女は肩を抱くようにして震えていた。それでも胸や恥部を隠そうともしない。顔はうつむいたままだ。
「寒い……」
女は声まで震えていた。ジョエルは恐る恐るといった感じで、女の肩に触れる。一瞬、指を離しそうになるくらい女の肌は冷たかった。どれくらいの間かは知らないが、この地下水の中を泳いでいたせいだろう。無理もない。
「だ、大丈夫ですか?」
裸の女を前にして、ジョエルはどうしていいのか分からなかった。いや、彼の本能は先ほどから女を抱きしめろと言っている。激しく、欲望のままに、と。しかし、ジョエルはかろうじて自制した。領主としての厳しい教育が、ジョエルから理性が吹き飛びそうになるのを押しとどめた。
だが、それもわずかの間のことだった。
「ああ、私を温めてくださいまし」
女の方からジョエルにしなだれかかってきた。あまりの冷たさに、ジョエルは飛び上がりそうになる。しかし、それにもましてジョエルを魅了するのは女の柔肌だ。芯から這い上ってくるような冷たさには歯の根が合わぬほどであったが、柔らかく、しかも濡れているせいなのか、ぬめるような抱き心地はこれまでに味わったことがないものであり、一生このままでいいと思わせるほど甘美なものであった。自分の服が濡れるのも関係ない。ジョエルの手が自然と腰よりも下へ伸びていく。女は嫌がる素振りも見せなかった。
「ああ、あなた、帰ってきてくれたのね」
女はうわごとのように呟いた。寒さのせいで錯乱でもしているのかとジョエルは思う。ジョエルはこの女のことなど知らなかった。だが、そうだとは言わない。ジョエルはいつまでも、この裸の女を抱いていたかった。

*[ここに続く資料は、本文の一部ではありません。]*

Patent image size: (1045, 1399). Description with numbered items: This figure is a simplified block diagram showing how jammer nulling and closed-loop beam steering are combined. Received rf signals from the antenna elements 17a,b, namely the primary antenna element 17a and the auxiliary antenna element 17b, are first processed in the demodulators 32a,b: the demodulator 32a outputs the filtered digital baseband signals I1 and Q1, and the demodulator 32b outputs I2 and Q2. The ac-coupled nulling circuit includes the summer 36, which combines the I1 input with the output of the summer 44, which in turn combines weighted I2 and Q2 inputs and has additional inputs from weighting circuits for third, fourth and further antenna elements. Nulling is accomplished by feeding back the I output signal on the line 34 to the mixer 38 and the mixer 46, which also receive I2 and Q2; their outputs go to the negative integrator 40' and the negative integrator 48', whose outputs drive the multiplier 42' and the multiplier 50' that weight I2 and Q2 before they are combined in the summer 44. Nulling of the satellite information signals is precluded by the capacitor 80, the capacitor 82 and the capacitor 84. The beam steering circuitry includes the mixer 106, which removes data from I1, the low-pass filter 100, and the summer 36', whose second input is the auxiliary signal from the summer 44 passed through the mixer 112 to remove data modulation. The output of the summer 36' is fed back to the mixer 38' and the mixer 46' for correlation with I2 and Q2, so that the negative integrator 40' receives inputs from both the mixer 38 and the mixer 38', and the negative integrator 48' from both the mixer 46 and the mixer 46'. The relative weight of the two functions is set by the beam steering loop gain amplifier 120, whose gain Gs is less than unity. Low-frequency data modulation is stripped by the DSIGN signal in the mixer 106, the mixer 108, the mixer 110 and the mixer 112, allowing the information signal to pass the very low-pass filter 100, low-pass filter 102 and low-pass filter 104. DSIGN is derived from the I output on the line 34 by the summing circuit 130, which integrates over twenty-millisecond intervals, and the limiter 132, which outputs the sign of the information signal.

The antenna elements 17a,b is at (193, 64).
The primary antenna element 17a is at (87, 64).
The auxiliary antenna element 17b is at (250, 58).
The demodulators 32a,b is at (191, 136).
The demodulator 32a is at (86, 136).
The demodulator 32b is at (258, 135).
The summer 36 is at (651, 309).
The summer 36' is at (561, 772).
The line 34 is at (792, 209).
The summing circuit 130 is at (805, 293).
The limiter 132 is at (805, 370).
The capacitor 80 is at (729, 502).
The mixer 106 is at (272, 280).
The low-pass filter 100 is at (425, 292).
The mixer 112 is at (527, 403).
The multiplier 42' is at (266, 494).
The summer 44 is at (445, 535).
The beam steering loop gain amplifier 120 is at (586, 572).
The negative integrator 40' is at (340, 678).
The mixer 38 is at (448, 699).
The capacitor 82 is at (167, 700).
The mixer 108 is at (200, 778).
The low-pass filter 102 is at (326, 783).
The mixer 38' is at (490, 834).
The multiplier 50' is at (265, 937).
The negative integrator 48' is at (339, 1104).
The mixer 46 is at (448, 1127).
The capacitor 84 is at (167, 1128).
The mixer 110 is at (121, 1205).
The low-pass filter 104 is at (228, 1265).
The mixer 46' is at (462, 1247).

二人の抱擁は、いつまでも続くかに思われた。すでに体を温めるためではない。己の劣情を満たすためのものになっていた。互いの手が相手の身体をまさぐり合う。唇より漏れる吐息は次第に男女の熱いものへと変わっていた。
真っ白な裸身を抱きしめながら、ジョエルはどうしようもなく女に口づけをしたくなった。もはや、恋人のエレナのことなど頭にない。地下に閉じ込められたことも忘れた。
「顔を見せてくれないか」
自分の胸に顔を埋めたままの女にジョエルは言った。すると女も、
「私にもあなたのお顔をよく見せて」
暗闇の中であったが、これだけ近くにいれば関係なかった。女がジョエルを見上げる。若き領主の顔を見て、女は微笑んだ。
「ああ、あなたは昔のまま。変わっていないのね」
そのとき、ジョエルは顔を隠した女の黒髪をかきわけて、目を見開いた。その女の顔は――
「うわあああああああああっ!」
ジョエルは悲鳴をあげた。なぜならば、抱いていた女の顔の右半分が醜く焼けただれていたからである。